アフリカの現状について述べる「SDGsケニア・フォーラム」のフローレンス・シェブオ・ムリ氏
これからの提言活動に生かせる広い視点からの議論ができました
6月7日、HFWが参加するNGOのネットワーク「市民ネットワーク for TICAD」主催のシンポジウム「アフリカのSDGs達成に向けた東アジアの役割と連携」を原宿クリスチャンセンターで開催しました。このイベントはアフリカにおけるSDGs達成に向けた現状と取り組みについて学ぶと同時に、複数の支援プラットフォームがあるなかで、活動を整理し、今後東アジアの市民社会はアフリカのSDGs達成とアフリカ開発にどう寄与するかを検討しようと企画されたものです。今回は「SDGsケニア・フォーラム」のフローレンス・シェブオ・ムリ氏、NGO「アフリカ・インサイト」のスティーブン・ホ・ソンヨン氏、「市民ネットワーク for TICAD」の稲場雅紀氏が登壇し、NGO関係者を中心に約30名が参加しました。
フローレンス・シェブオ・ムリ氏からは「アフリカでは限られた資源という課題を抱え、増え続けている若い世代に、どうやってSDGsやAgenda2063※の達成のための役割を果たすのかをつないでいく必要がある。アフリカ市民社会の貢献が重要だ」とケニアの実態について紹介がありました。ついでスティーブン・ホ・ソンヨン氏から「韓国は朝鮮戦争とその後の経済急成長を経験した。その経験をアフリカと共有し、政治的・経済的関わりを持っていきたい。韓国では航空券の一部が支援金になる航空券連帯税導入国である一方で国内ではアフリカへの関心が薄い。市民社会の認識改善に取り組む必要がある」と韓国の取り組みが紹介されました。最後に稲場雅紀氏から「TICADはアフリカ開発のための多くの国際機関を巻き込んだ多国間の取り組みを立ち上げている。NGOなどの市民社会はどのように政策形成・実施・レビュー・モニタリングに参画していくのかを検討する必要がある」と解説がありました。後半のパネルディスカッションでは各国の課題や活動事例のより詳しい説明があり、質疑応答では市民社会へのかかわり方やSDGsの進め方について具体的な話がされました。

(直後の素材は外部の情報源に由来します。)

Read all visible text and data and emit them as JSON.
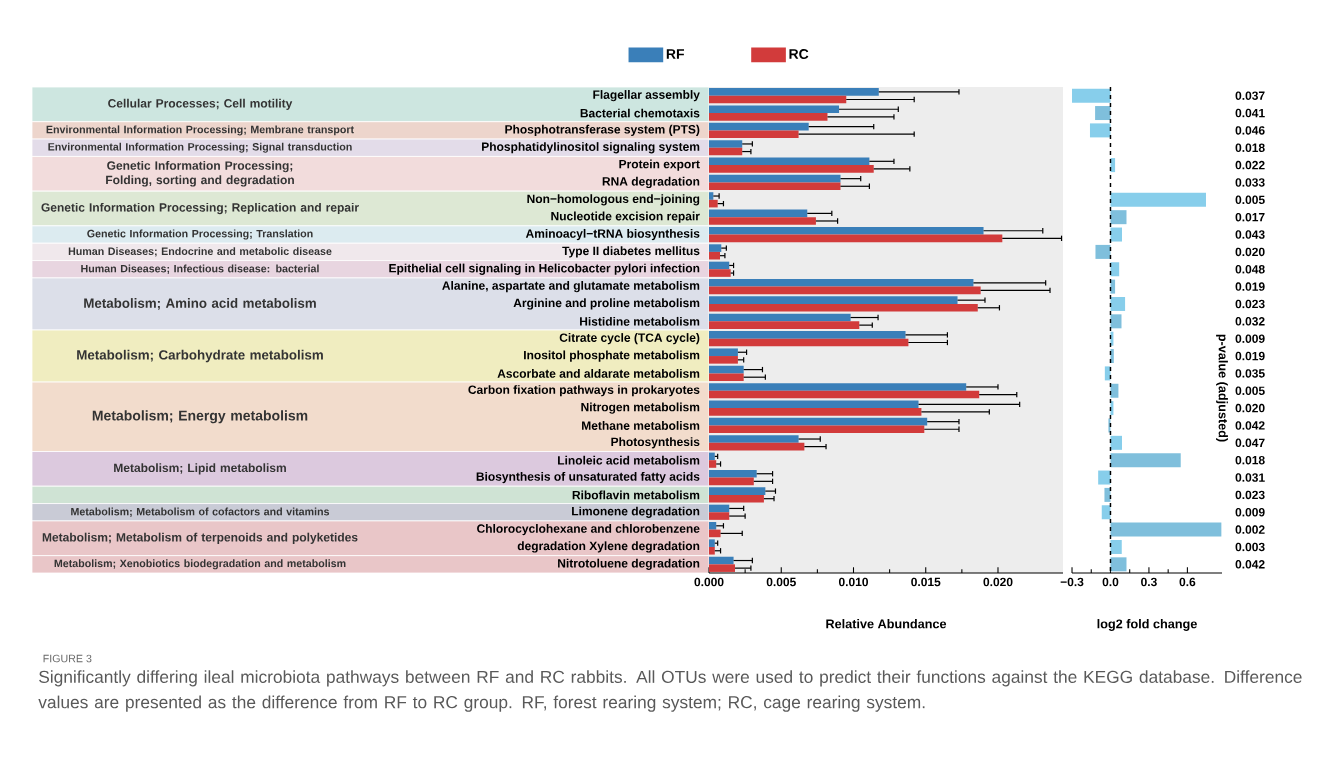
{
  "chart_data": [
    {
      "type": "bar",
      "orientation": "horizontal",
      "legend": "top",
      "xlabel": "Relative Abundance",
      "categories": [
        "Flagellar assembly",
        "Bacterial chemotaxis",
        "Phosphotransferase system (PTS)",
        "Phosphatidylinositol signaling system",
        "Protein export",
        "RNA degradation",
        "Non−homologous end−joining",
        "Nucleotide excision repair",
        "Aminoacyl−tRNA biosynthesis",
        "Type II diabetes mellitus",
        "Epithelial cell signaling in Helicobacter pylori infection",
        "Alanine, aspartate and glutamate metabolism",
        "Arginine and proline metabolism",
        "Histidine metabolism",
        "Citrate cycle (TCA cycle)",
        "Inositol phosphate metabolism",
        "Ascorbate and aldarate metabolism",
        "Carbon fixation pathways in prokaryotes",
        "Nitrogen metabolism",
        "Methane metabolism",
        "Photosynthesis",
        "Linoleic acid metabolism",
        "Biosynthesis of unsaturated fatty acids",
        "Riboflavin metabolism",
        "Limonene degradation",
        "Chlorocyclohexane and chlorobenzene",
        "degradation Xylene degradation",
        "Nitrotoluene degradation"
      ],
      "series": [
        {
          "name": "RF",
          "color": "#3a7fb9",
          "values": [
            0.01175,
            0.009,
            0.0069,
            0.0023,
            0.0111,
            0.0091,
            0.0003,
            0.0068,
            0.019,
            0.00085,
            0.0014,
            0.0183,
            0.0172,
            0.0098,
            0.0136,
            0.002,
            0.0024,
            0.0178,
            0.0145,
            0.0151,
            0.0062,
            0.0004,
            0.0033,
            0.0039,
            0.0014,
            0.0005,
            0.0004,
            0.0017
          ],
          "errors": [
            [
              0.01175,
              0.0173
            ],
            [
              0.009,
              0.0131
            ],
            [
              0.0069,
              0.0114
            ],
            [
              0.0023,
              0.003
            ],
            [
              0.0111,
              0.0128
            ],
            [
              0.0091,
              0.0105
            ],
            [
              0.0003,
              0.0007
            ],
            [
              0.0068,
              0.0085
            ],
            [
              0.019,
              0.0231
            ],
            [
              0.00085,
              0.0012
            ],
            [
              0.0014,
              0.0017
            ],
            [
              0.0183,
              0.0233
            ],
            [
              0.0172,
              0.0191
            ],
            [
              0.0098,
              0.0117
            ],
            [
              0.0136,
              0.0165
            ],
            [
              0.002,
              0.0026
            ],
            [
              0.0024,
              0.0037
            ],
            [
              0.0178,
              0.02
            ],
            [
              0.0145,
              0.0215
            ],
            [
              0.0151,
              0.0173
            ],
            [
              0.0062,
              0.0077
            ],
            [
              0.0004,
              0.0006
            ],
            [
              0.0033,
              0.0044
            ],
            [
              0.0039,
              0.0046
            ],
            [
              0.0014,
              0.0024
            ],
            [
              0.0005,
              0.001
            ],
            [
              0.0004,
              0.0006
            ],
            [
              0.0017,
              0.003
            ]
          ]
        },
        {
          "name": "RC",
          "color": "#d23b3b",
          "values": [
            0.0095,
            0.0082,
            0.0062,
            0.0023,
            0.0114,
            0.0091,
            0.0006,
            0.0074,
            0.0203,
            0.00076,
            0.0015,
            0.0188,
            0.0186,
            0.0104,
            0.0138,
            0.002,
            0.0024,
            0.0187,
            0.0147,
            0.0149,
            0.0066,
            0.0005,
            0.0031,
            0.0038,
            0.0014,
            0.0008,
            0.0004,
            0.0018
          ],
          "errors": [
            [
              0.0095,
              0.0142
            ],
            [
              0.0082,
              0.0128
            ],
            [
              0.0062,
              0.0142
            ],
            [
              0.0023,
              0.0029
            ],
            [
              0.0114,
              0.0139
            ],
            [
              0.0091,
              0.0111
            ],
            [
              0.0006,
              0.001
            ],
            [
              0.0074,
              0.0089
            ],
            [
              0.0203,
              0.0244
            ],
            [
              0.00076,
              0.0011
            ],
            [
              0.0015,
              0.0017
            ],
            [
              0.0188,
              0.0236
            ],
            [
              0.0186,
              0.0201
            ],
            [
              0.0104,
              0.0113
            ],
            [
              0.0138,
              0.0165
            ],
            [
              0.002,
              0.0024
            ],
            [
              0.0024,
              0.0039
            ],
            [
              0.0187,
              0.0213
            ],
            [
              0.0147,
              0.0194
            ],
            [
              0.0149,
              0.0173
            ],
            [
              0.0066,
              0.0081
            ],
            [
              0.0005,
              0.0008
            ],
            [
              0.0031,
              0.0044
            ],
            [
              0.0038,
              0.0045
            ],
            [
              0.0014,
              0.0025
            ],
            [
              0.0008,
              0.0023
            ],
            [
              0.0004,
              0.0008
            ],
            [
              0.0018,
              0.0029
            ]
          ]
        }
      ],
      "xlim": [
        0,
        0.0245
      ],
      "xticks": [
        {
          "value": 0,
          "label": "0.000"
        },
        {
          "value": 0.005,
          "label": "0.005"
        },
        {
          "value": 0.01,
          "label": "0.010"
        },
        {
          "value": 0.015,
          "label": "0.015"
        },
        {
          "value": 0.02,
          "label": "0.020"
        }
      ],
      "annotations": [
        "Cellular Processes; Cell motility",
        "Environmental Information Processing; Membrane transport",
        "Environmental Information Processing; Signal transduction",
        "Genetic Information Processing; Folding, sorting and degradation",
        "Genetic Information Processing; Replication and repair",
        "Genetic Information Processing; Translation",
        "Human Diseases; Endocrine and metabolic disease",
        "Human Diseases; Infectious disease: bacterial",
        "Metabolism; Amino acid metabolism",
        "Metabolism; Carbohydrate metabolism",
        "Metabolism; Energy metabolism",
        "Metabolism; Lipid metabolism",
        "Metabolism; Metabolism of cofactors and vitamins",
        "Metabolism; Metabolism of terpenoids and polyketides",
        "Metabolism; Xenobiotics biodegradation and metabolism",
        "FIGURE 3",
        "Significantly differing ileal microbiota pathways between RF and RC rabbits. All OTUs were used to predict their functions against the KEGG database. Difference values are presented as the difference from RF to RC group. RF, forest rearing system; RC, cage rearing system."
      ]
    },
    {
      "type": "bar",
      "orientation": "horizontal",
      "xlabel": "log2 fold change",
      "y2label": "p-value (adjusted)",
      "categories": [
        "0.037",
        "0.041",
        "0.046",
        "0.018",
        "0.022",
        "0.033",
        "0.005",
        "0.017",
        "0.043",
        "0.020",
        "0.048",
        "0.019",
        "0.023",
        "0.032",
        "0.009",
        "0.019",
        "0.035",
        "0.005",
        "0.020",
        "0.042",
        "0.047",
        "0.018",
        "0.031",
        "0.023",
        "0.009",
        "0.002",
        "0.003",
        "0.042"
      ],
      "values": [
        -0.3,
        -0.12,
        -0.16,
        null,
        0.036,
        null,
        0.745,
        0.125,
        0.09,
        -0.117,
        0.068,
        0.036,
        0.114,
        0.086,
        0.023,
        0.026,
        -0.044,
        0.062,
        0.023,
        -0.016,
        0.09,
        0.548,
        -0.096,
        -0.047,
        -0.068,
        0.865,
        0.088,
        0.125
      ],
      "colors": [
        "#87ceeb",
        "#7fbfdc",
        "#87ceeb",
        "#7fbfdc",
        "#87ceeb",
        "#7fbfdc",
        "#87ceeb",
        "#7fbfdc",
        "#87ceeb",
        "#7fbfdc",
        "#87ceeb",
        "#7fbfdc",
        "#87ceeb",
        "#7fbfdc",
        "#87ceeb",
        "#7fbfdc",
        "#87ceeb",
        "#7fbfdc",
        "#87ceeb",
        "#7fbfdc",
        "#87ceeb",
        "#7fbfdc",
        "#87ceeb",
        "#7fbfdc",
        "#87ceeb",
        "#7fbfdc",
        "#87ceeb",
        "#7fbfdc"
      ],
      "xlim": [
        -0.3,
        0.87
      ],
      "xticks": [
        {
          "value": -0.3,
          "label": "−0.3"
        },
        {
          "value": 0,
          "label": "0.0"
        },
        {
          "value": 0.3,
          "label": "0.3"
        },
        {
          "value": 0.6,
          "label": "0.6"
        }
      ],
      "ref_lines": [
        {
          "axis": "x",
          "value": 0,
          "line_style": "dashed"
        }
      ]
    }
  ]
}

1ヵ国とアフリカ大陸という構図ではなく、東アジア地域とアフリカ大陸という広い面での連携という視点から、既存の取り組みをどう整理していくか、これからの活動に生かせる活発な議論ができました。
※Agenda2063…今後50年にわたる、アフリカ大陸の社会経済変革のための戦略構成でアフリカ連合(AU)が2015年に策定。成長と持続可能な発展のため、過去そして現在の大陸の取り組みの推進を加速させることをめざしている。
韓国とアフリカの関係や今後の取り組みについて述べるスティーブン・ホ・ソンヨン氏
アフリカの現状や、これからの東アジアのSDGsへの取り組みについて熱心に耳を傾ける参加者
参加者から、「東アジアが連携したとして、アフリカ市民社会とどう連携していくのか」など多くの質問が寄せられた
参加した方のコメント
ケニア・韓国の事情を詳しく聞いた後でTICADの稲葉さんの話が聞けて、東アジアでいかに連携するかを考える良い機会になりました。各国の現状を知ることができ、とてもおもしろかったです。
8月に参加する模擬国連のトピックのひとつがSDGsなので今回のシンポジウムに参加しました。私自身が日本や韓国の国際協力の実態を知らなかったので、もっと日本の市民社会にアフリカの現状や国際協力の認識を広めていく必要があると思いました。